Powertel offers access to its domestic infrastructure for facilitating connectivity to neighbouring countries for international long distance operators. As of now, the company has established connectivity to Bhutan over OPGW on full redundancy on two different routes, namely, the Bongaingaon (India)-Galepu (Bhutan) 50 km link and Siliguri (India)-Malbase (Bhutan) 98 km link. The company has also been expanding OPGW networks to Nepal, Sri Lanka and Bangladesh, and exploring telecom consultancy opportunities in other international markets as well.

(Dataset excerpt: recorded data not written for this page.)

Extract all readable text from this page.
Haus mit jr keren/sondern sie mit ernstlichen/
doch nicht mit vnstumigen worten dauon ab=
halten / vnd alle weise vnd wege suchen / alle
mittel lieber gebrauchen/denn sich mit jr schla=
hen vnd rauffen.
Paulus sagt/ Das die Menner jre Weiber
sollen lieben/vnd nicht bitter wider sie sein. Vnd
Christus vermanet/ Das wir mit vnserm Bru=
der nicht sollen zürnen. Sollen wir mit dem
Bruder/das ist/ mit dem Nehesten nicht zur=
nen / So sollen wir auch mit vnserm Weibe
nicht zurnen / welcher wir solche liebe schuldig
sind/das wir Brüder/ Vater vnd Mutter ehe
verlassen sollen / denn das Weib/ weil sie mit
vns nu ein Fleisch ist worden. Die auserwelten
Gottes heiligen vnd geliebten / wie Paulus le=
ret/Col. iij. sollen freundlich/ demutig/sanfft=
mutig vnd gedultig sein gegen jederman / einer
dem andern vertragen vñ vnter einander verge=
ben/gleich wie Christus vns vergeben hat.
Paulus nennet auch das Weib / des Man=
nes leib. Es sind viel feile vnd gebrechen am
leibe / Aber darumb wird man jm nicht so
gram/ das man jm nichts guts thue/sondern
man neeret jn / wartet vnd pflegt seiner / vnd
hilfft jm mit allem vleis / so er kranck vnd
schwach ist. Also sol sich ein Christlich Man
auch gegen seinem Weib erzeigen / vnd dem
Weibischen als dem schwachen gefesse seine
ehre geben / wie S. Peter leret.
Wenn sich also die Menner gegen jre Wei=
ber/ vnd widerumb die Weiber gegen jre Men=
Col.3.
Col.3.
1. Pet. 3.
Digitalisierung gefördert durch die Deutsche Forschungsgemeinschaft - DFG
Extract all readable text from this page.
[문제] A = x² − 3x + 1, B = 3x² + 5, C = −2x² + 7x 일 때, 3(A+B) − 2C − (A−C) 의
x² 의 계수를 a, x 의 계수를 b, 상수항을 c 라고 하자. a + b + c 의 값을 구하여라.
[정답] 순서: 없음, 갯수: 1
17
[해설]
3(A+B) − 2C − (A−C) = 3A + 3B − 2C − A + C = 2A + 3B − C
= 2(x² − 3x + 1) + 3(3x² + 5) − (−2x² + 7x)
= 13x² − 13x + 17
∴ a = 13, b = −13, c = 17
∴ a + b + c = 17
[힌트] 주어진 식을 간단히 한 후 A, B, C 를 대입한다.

Connectivity to Sri Lanka will be achieved through undersea cables and OPGW, while that to Bangladesh and Nepal would be provided through Powergrid’s power transmission network.
Future expansion plans
Going forward, Powertel plans to increase its OFC network to around 85,300 km. According to Sharan, the company also plans to use OPGW as earth wire in all its upcoming transmission lines of 132 kV and above. Moreover, it intends to make the existing transmission lines loop-in-loop-out and provide them with OPGW. Powertel also plans to utilise SDH-based transmission equipment for building backbone communication system.